1985 Big Ten Conference baseball tournament
- Teams: 4
- Format: Double-elimination
- Finals site: Ray Fisher Stadium; Ann Arbor, MI;
- Champions: Minnesota (2nd title)
- Winning coach: John Anderson (2nd title)
- MVP: John Beckman (Minnesota)

= 1985 Big Ten baseball tournament =

The 1985 Big Ten Conference baseball tournament was held at Ray Fisher Stadium on the campus of the University of Michigan in Ann Arbor, Michigan, from May 17 through 19. The top two teams from the regular season in each division participated in the double-elimination tournament, the fifth annual tournament sponsored by the Big Ten Conference to determine the league champion. won their second tournament championship and earned the Big Ten Conference's automatic bid to the 1985 NCAA Division I baseball tournament

== Format and seeding ==
The 1985 tournament was a 4-team double-elimination tournament, with seeds determined by conference regular season winning percentage within each division. The top seed from each division played the second seed from the opposite division in the first round. Ohio State and Minnesota claimed the second seeds from their respective divisions by tiebreakers.

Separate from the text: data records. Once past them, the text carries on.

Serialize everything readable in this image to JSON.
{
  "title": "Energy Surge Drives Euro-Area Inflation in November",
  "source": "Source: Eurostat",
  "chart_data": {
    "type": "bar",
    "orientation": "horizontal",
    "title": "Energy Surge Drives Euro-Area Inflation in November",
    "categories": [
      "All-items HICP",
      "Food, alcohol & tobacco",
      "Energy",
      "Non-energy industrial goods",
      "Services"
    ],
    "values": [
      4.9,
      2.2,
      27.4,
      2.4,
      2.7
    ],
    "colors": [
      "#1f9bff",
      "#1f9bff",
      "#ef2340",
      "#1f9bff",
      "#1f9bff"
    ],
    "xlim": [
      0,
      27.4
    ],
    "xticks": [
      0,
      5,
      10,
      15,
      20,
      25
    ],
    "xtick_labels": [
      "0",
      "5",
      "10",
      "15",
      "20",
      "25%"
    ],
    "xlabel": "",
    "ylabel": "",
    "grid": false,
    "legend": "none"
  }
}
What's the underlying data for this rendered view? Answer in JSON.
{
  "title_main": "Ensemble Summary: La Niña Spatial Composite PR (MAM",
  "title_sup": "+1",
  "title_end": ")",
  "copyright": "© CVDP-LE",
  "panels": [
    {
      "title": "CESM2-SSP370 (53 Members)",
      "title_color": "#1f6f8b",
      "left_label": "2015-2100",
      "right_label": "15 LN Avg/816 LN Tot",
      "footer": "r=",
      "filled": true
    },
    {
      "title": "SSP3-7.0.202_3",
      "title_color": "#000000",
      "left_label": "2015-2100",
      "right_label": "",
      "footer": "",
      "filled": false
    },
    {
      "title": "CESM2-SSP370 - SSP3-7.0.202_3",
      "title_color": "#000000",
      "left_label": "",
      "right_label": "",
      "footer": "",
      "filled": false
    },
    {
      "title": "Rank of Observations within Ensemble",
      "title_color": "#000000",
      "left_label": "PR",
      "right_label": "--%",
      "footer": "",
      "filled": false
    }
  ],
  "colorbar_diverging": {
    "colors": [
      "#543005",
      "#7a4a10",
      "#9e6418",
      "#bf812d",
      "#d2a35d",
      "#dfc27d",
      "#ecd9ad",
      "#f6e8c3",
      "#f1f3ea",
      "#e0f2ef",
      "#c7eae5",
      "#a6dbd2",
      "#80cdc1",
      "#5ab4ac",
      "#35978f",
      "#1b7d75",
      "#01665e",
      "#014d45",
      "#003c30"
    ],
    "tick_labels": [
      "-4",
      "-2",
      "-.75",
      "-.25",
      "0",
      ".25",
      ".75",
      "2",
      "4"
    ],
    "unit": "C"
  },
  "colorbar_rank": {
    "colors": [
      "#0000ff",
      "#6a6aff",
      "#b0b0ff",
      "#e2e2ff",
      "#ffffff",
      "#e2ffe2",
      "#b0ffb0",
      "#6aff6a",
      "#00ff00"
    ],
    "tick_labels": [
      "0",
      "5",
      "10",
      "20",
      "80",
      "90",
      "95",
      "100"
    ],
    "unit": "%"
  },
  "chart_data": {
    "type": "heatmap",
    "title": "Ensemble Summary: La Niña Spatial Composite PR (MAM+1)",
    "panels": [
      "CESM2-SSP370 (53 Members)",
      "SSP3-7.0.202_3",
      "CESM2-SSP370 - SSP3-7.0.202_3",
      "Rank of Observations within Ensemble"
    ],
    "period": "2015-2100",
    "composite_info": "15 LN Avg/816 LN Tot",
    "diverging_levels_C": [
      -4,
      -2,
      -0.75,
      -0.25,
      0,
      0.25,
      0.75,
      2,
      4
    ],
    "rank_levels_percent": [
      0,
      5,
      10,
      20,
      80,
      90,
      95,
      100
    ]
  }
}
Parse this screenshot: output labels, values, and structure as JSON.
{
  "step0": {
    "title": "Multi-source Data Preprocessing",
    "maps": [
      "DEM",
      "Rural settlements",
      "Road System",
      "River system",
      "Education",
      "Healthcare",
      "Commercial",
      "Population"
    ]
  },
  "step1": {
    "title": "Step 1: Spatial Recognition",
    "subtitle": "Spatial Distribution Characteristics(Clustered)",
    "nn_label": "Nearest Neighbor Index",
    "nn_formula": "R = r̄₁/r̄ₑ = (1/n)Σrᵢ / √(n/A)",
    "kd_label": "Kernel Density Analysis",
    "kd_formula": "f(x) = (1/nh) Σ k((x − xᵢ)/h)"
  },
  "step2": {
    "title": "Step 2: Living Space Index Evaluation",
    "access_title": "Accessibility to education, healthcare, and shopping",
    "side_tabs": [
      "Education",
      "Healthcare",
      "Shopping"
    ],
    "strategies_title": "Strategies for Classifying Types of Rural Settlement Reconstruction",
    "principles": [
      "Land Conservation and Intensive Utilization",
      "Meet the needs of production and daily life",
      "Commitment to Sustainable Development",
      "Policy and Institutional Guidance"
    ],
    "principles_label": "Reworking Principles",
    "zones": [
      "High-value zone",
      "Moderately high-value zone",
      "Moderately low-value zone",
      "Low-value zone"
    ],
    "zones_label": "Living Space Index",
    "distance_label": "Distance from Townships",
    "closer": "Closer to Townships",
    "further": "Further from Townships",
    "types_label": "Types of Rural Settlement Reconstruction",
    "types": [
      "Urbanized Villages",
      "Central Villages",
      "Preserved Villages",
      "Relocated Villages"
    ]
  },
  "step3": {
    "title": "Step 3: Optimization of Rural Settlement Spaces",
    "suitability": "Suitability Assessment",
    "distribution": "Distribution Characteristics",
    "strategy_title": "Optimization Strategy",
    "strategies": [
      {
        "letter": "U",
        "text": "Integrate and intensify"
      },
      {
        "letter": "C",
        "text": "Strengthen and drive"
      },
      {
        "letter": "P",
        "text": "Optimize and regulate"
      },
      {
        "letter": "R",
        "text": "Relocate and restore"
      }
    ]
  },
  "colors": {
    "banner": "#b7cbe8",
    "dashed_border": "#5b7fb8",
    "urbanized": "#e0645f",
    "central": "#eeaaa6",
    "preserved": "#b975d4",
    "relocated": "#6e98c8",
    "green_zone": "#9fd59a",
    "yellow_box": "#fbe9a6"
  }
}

| Team | W | L | PCT | GB | Seed |
East Division
| Michigan | 14 | 2 | .875 | – | 1E |
| Ohio State | 8 | 8 | .500 | 6 | 2E |
| Purdue | 8 | 8 | .500 | 6 | – |
| Indiana | 8 | 8 | .500 | 6 | – |
| Michigan State | 2 | 14 | .125 | 12 | – |
West Division
| Illinois | 12 | 4 | .750 | – | 1W |
| Minnesota | 9 | 7 | .563 | 3 | 2W |
| Iowa | 9 | 7 | .563 | 3 | – |
| Northwestern | 7 | 9 | .438 | 5 | – |
| Wisconsin | 3 | 13 | .188 | 9 | – |

== All-Tournament Team ==
The following players were named to the All-Tournament Team.

| Pos | Name | School |
|---|---|---|
| P | Mike Clarkin | Minnesota |
| P | Bill Cunningham | Ohio State |
| C | Greg Ivarone | Illinois |
| 1B | Alex Bauer | Minnesota |
| 2B | C. J. Beshke | Michigan |
| SS | Barry Larkin | Michigan |
| 3B | Mike Pherson | Minnesota |
| OF | John Beckman | Minnesota |
| OF | Jim Orsag | Illinois |
| OF | Pat Pohl | Minnesota |
| DH | Ken Hayward | Michigan |

=== Most Outstanding Player ===
Jon Beckman was named Most Outstanding Player. Beckman was an outfielder for Minnesota.